I don't know if I'd be so quick to jump to that conclusion.... I'll explain :)

So the reason I asked about ACS enforcement is because I'm currently
trying to pass my Radeon 6990 into a VM.  I tried this a while back,
but only with ESXi.  After futzing with it for a day or two, I had to
quit because while I had VT-d, and the ESXi install said Passthrough
was supported, I ended up in a "this host requires a reboot before
this device can be assigned to a vm" loop of some sort.  Hours of
investigation revealed that the PEX 8647 (or whatever it is, Google
knows :P) which is the PCIe switch built in to the board of the 6990
is *supposed* to support ACS... but it's seemingly switched off.

I'd love to attempt to flash the chip if anyone can provide guidance.
Any fellow nerds care to help destroy---I mean fix!  Yeah, fix...---a
PCIe chip that requires an NDA to get the tools for... I'm down.
Maybe I should email AMD or PLX.  Back to the point though! ;)

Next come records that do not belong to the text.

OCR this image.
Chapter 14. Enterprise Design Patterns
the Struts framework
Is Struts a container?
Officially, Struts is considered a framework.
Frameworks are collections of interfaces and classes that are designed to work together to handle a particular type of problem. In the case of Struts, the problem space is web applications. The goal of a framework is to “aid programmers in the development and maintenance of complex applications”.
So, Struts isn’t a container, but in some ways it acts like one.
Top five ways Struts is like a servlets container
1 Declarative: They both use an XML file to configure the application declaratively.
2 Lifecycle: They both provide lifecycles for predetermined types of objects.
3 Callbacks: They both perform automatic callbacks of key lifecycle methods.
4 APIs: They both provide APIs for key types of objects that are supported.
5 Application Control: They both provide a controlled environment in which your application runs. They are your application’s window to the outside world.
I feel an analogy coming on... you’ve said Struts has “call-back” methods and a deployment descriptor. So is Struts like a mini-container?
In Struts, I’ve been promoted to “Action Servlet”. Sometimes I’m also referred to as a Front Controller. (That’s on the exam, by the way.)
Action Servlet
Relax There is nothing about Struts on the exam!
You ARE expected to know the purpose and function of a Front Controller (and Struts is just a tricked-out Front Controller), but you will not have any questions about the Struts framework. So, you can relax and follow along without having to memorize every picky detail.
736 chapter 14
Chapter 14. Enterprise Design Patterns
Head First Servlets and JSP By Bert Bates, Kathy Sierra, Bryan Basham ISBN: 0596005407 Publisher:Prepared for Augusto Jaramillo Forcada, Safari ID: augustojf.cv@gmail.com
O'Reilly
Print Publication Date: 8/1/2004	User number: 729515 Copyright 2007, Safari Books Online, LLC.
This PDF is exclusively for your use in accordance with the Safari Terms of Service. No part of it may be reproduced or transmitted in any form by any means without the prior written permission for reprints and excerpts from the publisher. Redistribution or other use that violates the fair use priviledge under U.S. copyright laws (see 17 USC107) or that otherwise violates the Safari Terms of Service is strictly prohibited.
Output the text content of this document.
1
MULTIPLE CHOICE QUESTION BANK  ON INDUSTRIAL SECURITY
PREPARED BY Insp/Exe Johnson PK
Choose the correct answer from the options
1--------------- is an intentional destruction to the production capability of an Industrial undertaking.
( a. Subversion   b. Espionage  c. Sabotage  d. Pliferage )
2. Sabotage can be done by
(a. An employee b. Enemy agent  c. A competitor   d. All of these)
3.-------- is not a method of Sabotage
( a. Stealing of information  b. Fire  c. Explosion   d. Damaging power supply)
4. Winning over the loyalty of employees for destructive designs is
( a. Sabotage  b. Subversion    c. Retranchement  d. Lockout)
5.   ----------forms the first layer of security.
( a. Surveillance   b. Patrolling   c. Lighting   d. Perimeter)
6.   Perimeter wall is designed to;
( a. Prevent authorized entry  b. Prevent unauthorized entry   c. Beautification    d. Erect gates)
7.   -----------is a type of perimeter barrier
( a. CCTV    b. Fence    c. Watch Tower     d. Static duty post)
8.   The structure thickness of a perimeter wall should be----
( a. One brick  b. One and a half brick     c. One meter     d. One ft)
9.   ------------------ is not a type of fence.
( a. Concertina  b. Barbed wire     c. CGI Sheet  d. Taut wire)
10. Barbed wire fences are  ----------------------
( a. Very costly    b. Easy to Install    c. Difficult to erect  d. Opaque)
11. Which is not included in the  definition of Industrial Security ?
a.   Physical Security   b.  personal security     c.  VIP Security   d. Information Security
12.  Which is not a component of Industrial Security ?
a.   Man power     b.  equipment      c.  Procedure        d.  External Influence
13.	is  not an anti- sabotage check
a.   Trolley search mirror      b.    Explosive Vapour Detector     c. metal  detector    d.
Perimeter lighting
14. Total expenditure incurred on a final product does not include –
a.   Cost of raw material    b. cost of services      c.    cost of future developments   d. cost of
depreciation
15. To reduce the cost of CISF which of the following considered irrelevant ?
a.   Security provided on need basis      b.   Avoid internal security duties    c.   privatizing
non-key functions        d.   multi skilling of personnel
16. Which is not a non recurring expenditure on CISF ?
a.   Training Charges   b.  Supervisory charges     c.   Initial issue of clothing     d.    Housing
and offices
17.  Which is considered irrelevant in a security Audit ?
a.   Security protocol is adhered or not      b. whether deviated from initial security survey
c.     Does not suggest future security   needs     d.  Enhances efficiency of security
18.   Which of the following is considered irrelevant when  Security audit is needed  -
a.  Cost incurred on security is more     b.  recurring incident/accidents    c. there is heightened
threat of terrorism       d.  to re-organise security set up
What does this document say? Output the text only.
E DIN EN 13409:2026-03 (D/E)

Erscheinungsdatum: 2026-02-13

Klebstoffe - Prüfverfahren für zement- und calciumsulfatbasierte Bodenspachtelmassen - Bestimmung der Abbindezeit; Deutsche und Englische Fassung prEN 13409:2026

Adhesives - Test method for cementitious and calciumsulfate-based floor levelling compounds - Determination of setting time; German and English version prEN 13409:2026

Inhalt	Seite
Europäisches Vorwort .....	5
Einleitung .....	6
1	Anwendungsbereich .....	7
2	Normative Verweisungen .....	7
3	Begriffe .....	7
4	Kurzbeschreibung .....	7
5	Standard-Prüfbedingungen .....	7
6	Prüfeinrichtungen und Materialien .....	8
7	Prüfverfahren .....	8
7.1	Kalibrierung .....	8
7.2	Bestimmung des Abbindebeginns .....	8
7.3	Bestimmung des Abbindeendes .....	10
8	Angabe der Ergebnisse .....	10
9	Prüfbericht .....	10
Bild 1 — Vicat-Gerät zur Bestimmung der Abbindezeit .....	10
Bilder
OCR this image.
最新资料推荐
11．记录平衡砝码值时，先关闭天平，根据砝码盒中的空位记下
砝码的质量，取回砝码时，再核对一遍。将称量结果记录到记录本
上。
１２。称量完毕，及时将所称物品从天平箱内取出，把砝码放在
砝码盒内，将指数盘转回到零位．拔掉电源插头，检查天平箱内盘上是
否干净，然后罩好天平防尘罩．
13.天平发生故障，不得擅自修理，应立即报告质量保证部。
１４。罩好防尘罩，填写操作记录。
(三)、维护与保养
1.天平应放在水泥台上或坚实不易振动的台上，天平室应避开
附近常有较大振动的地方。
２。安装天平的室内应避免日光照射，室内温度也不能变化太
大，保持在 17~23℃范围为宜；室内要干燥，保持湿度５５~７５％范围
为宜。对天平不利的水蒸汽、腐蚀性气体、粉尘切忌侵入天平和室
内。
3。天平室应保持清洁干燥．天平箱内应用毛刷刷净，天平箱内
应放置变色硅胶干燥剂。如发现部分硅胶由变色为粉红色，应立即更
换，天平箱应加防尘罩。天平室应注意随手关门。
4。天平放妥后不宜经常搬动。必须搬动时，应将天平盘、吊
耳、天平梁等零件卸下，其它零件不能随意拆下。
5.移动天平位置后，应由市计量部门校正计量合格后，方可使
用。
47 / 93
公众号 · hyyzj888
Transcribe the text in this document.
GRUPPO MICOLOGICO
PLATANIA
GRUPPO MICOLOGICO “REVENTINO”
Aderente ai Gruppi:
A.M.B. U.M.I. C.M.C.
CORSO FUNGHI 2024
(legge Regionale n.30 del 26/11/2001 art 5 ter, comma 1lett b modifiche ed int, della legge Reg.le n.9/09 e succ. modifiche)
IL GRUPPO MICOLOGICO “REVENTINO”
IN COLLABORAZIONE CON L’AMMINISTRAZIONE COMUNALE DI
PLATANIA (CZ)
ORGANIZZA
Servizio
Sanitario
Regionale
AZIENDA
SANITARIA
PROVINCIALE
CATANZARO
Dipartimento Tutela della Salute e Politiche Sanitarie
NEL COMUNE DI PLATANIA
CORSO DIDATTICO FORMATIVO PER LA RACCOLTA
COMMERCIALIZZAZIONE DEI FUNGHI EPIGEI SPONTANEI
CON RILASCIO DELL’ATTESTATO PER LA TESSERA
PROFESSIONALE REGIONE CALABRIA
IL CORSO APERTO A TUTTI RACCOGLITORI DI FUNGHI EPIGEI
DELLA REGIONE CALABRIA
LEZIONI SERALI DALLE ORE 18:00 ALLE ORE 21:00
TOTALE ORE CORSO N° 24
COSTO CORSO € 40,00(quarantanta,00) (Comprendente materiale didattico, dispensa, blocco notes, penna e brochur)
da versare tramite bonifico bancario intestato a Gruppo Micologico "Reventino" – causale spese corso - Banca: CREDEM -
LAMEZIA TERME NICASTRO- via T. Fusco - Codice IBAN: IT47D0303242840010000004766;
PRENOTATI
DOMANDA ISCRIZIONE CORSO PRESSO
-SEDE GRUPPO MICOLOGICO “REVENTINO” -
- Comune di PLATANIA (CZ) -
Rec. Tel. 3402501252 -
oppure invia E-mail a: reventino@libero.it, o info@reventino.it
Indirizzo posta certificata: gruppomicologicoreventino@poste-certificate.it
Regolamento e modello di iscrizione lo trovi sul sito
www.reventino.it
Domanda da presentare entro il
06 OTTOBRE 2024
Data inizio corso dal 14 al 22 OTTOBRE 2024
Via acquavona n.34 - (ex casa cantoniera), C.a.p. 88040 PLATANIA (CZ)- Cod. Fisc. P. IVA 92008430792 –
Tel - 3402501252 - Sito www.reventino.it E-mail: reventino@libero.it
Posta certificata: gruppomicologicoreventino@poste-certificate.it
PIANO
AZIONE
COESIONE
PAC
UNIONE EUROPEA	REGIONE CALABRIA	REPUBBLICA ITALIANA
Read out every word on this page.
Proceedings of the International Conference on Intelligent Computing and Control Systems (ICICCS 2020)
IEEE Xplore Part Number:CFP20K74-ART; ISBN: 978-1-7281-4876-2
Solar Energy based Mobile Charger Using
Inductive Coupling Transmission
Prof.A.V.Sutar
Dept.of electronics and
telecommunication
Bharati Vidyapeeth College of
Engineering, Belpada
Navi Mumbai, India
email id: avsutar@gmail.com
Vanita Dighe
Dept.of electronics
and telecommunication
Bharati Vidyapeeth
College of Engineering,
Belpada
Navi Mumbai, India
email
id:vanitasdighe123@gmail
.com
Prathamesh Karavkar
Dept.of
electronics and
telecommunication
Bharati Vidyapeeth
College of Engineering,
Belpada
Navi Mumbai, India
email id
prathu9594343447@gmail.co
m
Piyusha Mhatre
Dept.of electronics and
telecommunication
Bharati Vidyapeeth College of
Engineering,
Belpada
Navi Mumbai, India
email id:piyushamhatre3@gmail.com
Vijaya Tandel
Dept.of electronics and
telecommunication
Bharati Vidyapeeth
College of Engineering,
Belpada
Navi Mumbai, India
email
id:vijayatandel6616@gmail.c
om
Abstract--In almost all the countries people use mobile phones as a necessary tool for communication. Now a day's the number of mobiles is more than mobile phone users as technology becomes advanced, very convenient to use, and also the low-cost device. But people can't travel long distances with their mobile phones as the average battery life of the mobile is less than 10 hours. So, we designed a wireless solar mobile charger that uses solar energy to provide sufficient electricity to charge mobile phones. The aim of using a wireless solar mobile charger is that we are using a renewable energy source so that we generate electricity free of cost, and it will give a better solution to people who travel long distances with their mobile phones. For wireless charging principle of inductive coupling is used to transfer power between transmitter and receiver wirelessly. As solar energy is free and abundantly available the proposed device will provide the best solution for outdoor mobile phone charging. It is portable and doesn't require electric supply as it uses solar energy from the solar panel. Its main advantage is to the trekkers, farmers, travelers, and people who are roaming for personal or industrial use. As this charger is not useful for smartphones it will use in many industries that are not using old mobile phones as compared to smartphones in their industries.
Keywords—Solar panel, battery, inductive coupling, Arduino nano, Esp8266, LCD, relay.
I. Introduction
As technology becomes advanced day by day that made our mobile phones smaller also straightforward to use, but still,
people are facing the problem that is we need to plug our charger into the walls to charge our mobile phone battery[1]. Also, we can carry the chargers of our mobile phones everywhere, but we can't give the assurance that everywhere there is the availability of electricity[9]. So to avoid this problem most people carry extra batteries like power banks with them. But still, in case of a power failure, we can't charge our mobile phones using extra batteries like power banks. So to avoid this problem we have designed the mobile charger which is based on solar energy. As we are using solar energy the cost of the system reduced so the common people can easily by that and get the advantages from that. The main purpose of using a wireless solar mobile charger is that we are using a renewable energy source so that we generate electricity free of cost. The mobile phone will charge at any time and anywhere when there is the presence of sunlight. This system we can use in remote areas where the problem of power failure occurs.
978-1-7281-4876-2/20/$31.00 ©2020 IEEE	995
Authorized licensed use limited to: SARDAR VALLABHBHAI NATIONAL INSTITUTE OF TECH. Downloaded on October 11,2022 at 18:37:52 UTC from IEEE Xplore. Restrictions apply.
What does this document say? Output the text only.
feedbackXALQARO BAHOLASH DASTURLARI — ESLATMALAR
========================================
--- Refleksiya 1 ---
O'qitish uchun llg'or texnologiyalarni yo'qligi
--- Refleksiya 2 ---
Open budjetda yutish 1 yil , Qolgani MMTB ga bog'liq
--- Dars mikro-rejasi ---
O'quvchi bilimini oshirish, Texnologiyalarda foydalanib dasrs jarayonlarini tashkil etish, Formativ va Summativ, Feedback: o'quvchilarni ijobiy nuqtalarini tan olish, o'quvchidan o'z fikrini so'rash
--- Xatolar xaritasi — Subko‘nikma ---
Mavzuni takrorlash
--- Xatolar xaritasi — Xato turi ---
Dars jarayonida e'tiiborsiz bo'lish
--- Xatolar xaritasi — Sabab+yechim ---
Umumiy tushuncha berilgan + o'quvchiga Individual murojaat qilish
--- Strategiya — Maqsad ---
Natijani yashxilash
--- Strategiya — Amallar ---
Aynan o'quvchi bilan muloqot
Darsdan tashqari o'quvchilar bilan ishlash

So what might intrigue you the most here is that while I'm stuck with
a VGA device sitting behind this non-ACS compliant switch... My
results are almost identical to yours.  Passing one of the VGA devices
to the DomU, with or without the corresponding HDMI audio doesn't seem
to matter, I get this:

" it is so intermittent. It works well enough to boot up and work with
a gaming type load for a few minutes. Then something happens that
causes the VGA card to require a reset, and it all falls apart."

Seriously :P

It eventually likes to BSOD, usually on atikmpag.sys I think.  Plenty
of "an attempt was made to reset the display adapter and failed" blah
blah blah.  This happens 100% of the time if I try to boot with both
devices attached.  The first time I boot it up, the driver isn't
installed so it'll work until just before auto-login reaches the
desktop, but after that I can't boot at all with both VGA devices
attached. I'd love to explore more, but I'm running out of places to
look for solutions to my problem that don't involve my credit card and
some new hardware.  In a fit of delicious irony, my problem is almost
identical to yours---if only I'd bought some cheaper stuff it'd
probably all work just great :D

The only single GPU cards I have are the Radeon 5850s in the AMD box I
have.  I'm just a little reticent to tear the thing apart though cause
it gets used a lot.  I think my next step is to look for a video card
that properly supports FLR, though I'm considering a hard-hack: think
of a 12v relay and a PCIe extender cable---if a D3D0 reset actually
powers off the slot momentarily but the PSU plugs on the card prevent
it from working, then I could rig up a switch that ties those plugs'
power state into the slot itself---it's radical, yes, but possibly the
most inventive solution I can think of so far.  I'm super curious to
see if anyone more knowledgeable than myself thinks it would work,
because it'd be super cheap to build!  As the saying goes though, I'll
"cross that bridge when I come to it." :)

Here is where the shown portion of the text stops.